Appellant’s first complaint is considered more fully in the resolution of his counsel’s first ground of error; it suffices to note simply that evidence of escape from custody is generally admissible on the issue of guilt. McWherter v. State, 607
Appellant failed to object at trial to either of the other two complaints and we deem them waived. In addition, we iterate both that the reputation testimony was elicited from Sergeant Garza by appellant’s own counsel, and that the fact of appellant’s previous conviction had already been placed in evidence by appellant’s own testimony in response to his own counsel’s questions. Appellant’s ground of error is overruled.
In another contention brought by his ninth (pro se) ground of error, appellant complains that the jury was not charged on the law of circumstantial evidence. Appellant’s counsel neither objected to the charge nor requested any additional instructions; in fact, he advised the court that he had no objections to the charge as presented. The error was not preserved. Foster v. State, 603 S.W.2d 879 (Tex.Cr.App.1980); Mills v. State, 508 S.W.2d 823 (Tex.Cr.App.1974); Barrera v. State, 491 S.W.2d 879 (Tex.Cr.App.1973). In addition, in a burglary prosecution, where the only element to be proved circumstantially is that of intent, no charge on circumstantial evidence is necessary. Mauldin v. State, 628 S.W.2d 793 (Tex.Cr.App.1982). Appellant’s ninth (pro se) ground of error is overruled.
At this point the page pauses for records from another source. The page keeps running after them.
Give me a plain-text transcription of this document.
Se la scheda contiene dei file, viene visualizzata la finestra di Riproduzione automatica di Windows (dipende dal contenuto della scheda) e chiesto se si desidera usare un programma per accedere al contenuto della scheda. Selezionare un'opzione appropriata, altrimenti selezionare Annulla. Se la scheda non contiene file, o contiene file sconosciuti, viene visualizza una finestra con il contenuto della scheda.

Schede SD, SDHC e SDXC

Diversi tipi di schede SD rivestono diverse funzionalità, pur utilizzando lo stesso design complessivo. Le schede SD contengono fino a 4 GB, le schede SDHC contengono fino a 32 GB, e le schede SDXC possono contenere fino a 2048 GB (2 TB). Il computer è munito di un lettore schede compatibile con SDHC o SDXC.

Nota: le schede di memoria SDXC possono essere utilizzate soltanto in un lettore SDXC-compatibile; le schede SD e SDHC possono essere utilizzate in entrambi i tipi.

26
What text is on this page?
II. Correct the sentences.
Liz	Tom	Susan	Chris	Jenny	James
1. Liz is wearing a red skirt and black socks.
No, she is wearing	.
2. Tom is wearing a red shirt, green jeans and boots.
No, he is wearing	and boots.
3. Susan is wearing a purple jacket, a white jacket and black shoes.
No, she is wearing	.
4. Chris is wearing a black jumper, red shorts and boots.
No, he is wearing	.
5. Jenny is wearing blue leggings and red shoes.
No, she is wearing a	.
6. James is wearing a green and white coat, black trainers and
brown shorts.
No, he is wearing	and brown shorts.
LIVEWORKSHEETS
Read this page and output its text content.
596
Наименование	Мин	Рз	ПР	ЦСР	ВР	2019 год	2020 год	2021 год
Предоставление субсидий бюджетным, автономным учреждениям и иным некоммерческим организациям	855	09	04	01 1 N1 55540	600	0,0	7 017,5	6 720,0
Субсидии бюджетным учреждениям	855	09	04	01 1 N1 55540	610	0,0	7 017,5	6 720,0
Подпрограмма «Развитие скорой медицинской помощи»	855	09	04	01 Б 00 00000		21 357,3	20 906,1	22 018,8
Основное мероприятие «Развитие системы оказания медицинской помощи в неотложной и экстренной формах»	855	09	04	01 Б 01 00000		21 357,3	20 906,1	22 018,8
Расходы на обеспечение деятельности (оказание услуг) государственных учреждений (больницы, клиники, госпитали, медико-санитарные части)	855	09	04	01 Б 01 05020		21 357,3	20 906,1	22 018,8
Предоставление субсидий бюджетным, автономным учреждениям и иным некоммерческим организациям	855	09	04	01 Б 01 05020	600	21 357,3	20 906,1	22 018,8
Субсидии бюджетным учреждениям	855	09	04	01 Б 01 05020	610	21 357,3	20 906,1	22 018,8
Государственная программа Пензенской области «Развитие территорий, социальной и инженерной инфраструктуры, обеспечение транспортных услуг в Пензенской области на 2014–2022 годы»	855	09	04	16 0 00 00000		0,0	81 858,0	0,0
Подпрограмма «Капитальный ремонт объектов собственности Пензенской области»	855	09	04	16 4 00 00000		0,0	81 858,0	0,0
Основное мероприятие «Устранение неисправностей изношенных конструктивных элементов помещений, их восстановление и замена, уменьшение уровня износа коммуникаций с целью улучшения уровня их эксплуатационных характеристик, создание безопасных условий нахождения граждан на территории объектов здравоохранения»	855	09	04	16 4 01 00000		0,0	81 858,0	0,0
Finally, appellant’s counsel brings a ground of error in which he contends that the trial court erred by allowing the State to present testimony “concerning an unconnected extraneous offense of escape” from the hospital room. As we have already stated, evidence of escape from custody is generally admissible on the issue of a defendant’s guilt if the evidence has some legal relevance to the offense under prosecution. For a defendant to have such evidence excluded, he must affirmatively show (1) that the escape and flight is directly connected to some other transaction, and (2) that it is not connected with the offense on trial. Rumbaugh v. State, 629 S.W.2d 747 (Tex.Cr.App.1982); Wockenfuss v. State, 521 S.W.2d 630 (Tex.Cr.App.1975).
All of appellant’s grounds of error have been considered and are overruled. The judgment of the trial court is affirmed.